Andy Winter: Yes, I totally agree. We wanted to make an album that was a little more edgy, heavy, progressive and technical than we’ve done before. We wanted to move things along and not copy what we had done before. We channeled our creativity and pushed our creative limits. This one is a little more heavy. Some people will like that, and I’m sure some people won’t, but it’s what we are doing right now.
You’ve been working on the album since 2004?
That sounds about right. It’s been about three years since we started recording the record. We’ve been recording here and there, taking our time and making sure everything came out the way we wanted it to. We didn’t put a time limit on ourselves this time. A lot of people have been anxious for it to be done, but I didn’t really consider it a delay since we didn’t have a time frame to begin with.
I understand you did part of the recording of the album in a church.
Yes. We did the strings recordings in an old timber church from the 1800s. It’s over 150 years old and the acoustics in there are awesome. It was in the town that Carl (August Tidemann, guitarist) is from. We decided to record the strings on location this time. We had done it twice before in the studio. There’s something about a church that makes it different than a studio environment. We were really happy with the results. It was difficult, though. The studio has all the stuff in place, but a church has nothing. So it’s not only setting up the strings and the microphones, but also the recording side of it. It was very time consuming. We were really happy it worked out and it was an awesome experience.
When going to a remote location like that, you’re dealing with a lot of variables and unknowns.
Yes, and it was really cold in there. It was the middle of the winter in Norway and there was very limited heating. We had to retune things a lot. We got a very famous Norwegian producer to record the strings. He did it as a favor to Carl. They are good friends. We were really lucky to get his services. It made it easier for us as well.
You’ve always been the main songwriter for Winds. Did the other band members contribute a little more this time?
Yes, they did. The basic structures of things I wrote about two thirds. Carl and Lars (E. Si, vocalist) wrote the other third. We all come with creative ideas for each other’s parts. I actually wrote a guitar solo for Carl, the very first guitar solo on the record. They had some ideas for my stuff, and string ideas we worked out together. We’ve gone towards more and more collaboration on each album, so I wouldn’t be surprised if the next album comes out with the basic structures having been written by everyone.
You also brought in several guest performers on this CD.
That was something that we had never really done before. We had only one guest before. We really wanted to throw in some different things, especially the female vocals (from Agnete of Madder Mortem) which we never had before. It was something that Carl and Jan Axel (von Bloomberg, drummer) wanted to do for a long time and I didn’t feel it was right until now with this record. The way it came together I thought it would be perfect to have a female guest vocalist. We recorded parts with Lars Nedland (Borknagar) and Dan Swano (Edge Of Sanity) as well. That was a cool thing to have the variation of different parts and we were happy with it.

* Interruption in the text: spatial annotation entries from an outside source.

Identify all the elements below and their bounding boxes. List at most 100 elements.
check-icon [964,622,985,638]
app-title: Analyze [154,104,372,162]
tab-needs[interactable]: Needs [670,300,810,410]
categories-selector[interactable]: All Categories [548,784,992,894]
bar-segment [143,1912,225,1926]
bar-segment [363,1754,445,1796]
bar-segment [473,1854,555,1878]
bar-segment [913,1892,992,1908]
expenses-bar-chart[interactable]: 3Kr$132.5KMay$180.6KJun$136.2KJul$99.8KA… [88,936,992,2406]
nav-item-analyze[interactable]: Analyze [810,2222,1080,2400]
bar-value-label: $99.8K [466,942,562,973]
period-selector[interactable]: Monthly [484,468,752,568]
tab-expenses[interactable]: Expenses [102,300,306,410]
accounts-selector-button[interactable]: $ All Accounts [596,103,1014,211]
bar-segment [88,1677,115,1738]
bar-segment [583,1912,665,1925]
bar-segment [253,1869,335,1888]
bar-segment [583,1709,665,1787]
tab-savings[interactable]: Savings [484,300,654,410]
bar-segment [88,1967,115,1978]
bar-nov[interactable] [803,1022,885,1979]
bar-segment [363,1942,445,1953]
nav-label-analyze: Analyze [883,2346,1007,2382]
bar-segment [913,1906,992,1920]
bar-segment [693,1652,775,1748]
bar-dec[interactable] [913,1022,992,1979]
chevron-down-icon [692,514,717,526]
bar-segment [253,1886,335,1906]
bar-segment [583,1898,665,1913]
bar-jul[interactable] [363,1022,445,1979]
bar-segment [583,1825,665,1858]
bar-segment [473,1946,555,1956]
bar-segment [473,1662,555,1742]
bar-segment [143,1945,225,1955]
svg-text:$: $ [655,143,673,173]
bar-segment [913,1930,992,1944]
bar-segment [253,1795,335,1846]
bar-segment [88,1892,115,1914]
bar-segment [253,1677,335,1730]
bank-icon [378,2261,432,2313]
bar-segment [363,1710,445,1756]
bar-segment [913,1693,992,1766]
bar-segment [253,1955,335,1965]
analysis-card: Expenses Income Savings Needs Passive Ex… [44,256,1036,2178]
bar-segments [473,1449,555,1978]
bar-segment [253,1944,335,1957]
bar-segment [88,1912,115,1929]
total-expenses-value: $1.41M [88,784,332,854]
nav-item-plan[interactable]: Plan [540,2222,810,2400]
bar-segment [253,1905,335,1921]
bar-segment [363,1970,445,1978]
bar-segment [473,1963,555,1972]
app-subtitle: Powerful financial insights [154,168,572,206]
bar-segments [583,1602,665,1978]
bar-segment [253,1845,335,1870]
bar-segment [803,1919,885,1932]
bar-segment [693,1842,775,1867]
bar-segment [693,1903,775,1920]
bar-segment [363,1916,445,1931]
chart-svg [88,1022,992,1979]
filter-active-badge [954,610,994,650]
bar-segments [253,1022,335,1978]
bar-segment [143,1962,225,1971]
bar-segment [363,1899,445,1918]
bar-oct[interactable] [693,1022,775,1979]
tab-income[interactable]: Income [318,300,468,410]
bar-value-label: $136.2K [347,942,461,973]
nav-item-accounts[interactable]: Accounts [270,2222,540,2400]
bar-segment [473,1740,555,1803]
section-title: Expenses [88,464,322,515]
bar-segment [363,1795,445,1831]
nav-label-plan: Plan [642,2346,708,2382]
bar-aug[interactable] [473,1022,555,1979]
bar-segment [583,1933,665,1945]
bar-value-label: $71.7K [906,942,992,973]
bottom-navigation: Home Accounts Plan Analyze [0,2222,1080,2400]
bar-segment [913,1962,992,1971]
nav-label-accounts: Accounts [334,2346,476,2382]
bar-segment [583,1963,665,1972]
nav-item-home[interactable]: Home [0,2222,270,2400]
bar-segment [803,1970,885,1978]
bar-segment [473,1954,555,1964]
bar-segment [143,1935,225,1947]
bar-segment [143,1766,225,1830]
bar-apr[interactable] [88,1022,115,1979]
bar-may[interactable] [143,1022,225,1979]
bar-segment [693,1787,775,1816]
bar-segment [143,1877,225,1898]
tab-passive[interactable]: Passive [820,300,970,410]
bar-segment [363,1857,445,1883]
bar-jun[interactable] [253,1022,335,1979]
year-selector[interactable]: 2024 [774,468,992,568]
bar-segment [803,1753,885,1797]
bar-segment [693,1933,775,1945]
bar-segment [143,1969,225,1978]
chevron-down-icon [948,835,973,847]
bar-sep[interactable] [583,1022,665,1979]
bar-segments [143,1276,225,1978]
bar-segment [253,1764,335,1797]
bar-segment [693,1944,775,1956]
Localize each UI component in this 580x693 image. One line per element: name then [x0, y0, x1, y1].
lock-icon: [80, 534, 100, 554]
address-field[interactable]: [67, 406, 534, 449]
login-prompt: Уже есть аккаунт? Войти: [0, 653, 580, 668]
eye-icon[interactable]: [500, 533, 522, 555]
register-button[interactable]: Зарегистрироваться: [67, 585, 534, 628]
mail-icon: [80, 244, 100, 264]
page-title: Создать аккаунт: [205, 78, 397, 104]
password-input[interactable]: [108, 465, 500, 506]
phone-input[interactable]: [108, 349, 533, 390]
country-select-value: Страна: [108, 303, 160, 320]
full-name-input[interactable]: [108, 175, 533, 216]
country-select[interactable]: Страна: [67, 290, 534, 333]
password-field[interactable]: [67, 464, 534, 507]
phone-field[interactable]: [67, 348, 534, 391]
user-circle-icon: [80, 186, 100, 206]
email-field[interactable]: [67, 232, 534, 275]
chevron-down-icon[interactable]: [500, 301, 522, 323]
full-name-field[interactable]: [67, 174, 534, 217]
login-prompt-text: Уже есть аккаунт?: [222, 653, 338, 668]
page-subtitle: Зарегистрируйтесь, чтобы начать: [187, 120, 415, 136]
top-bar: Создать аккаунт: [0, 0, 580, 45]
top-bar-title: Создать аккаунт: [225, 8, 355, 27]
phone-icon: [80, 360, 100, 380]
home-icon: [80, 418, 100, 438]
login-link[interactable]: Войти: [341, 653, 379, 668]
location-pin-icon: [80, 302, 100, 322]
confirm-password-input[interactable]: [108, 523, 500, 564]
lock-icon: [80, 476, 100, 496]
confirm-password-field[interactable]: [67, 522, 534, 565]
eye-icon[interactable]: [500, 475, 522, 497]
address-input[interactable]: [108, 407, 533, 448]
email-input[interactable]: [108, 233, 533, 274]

How did you decide on the album title of Prominence and Demise?
I came up with that. I wrote the concepts and all the lyrics on this album. I’ve had the name since we started recording. The title has been around for a long time in my mind.
Any chance of the band ever touring?
Whenever an album comes out the first thing people want to know is if we are going to do shows around the world. We really want to, but it’s so difficult putting something like that together, especially considering the time we have to spend rehearsing for something like that. It’s not that we don’t want to, but for someone like Jan Axel touring with Dimmu Borgir pays well, and Winds probably wouldn’t pay much. We are all busy. We have never even rehearsed as a band. There are a lot of barriers. We really want to, but at the moment there are no plans to tour.
Are you originally from Norway?
Yes. I was born and raised there and lived there for quite a while before I ventured out into the world. I came back for a while before leaving again. It’s been about seven years since I’ve lived there. When we started Winds we all lived in Norway. I moved to the United States, and Lars moved to Finland. Carl still lives in Norway. We are spread out all over the place, which is another thing that makes it difficult to get together for touring.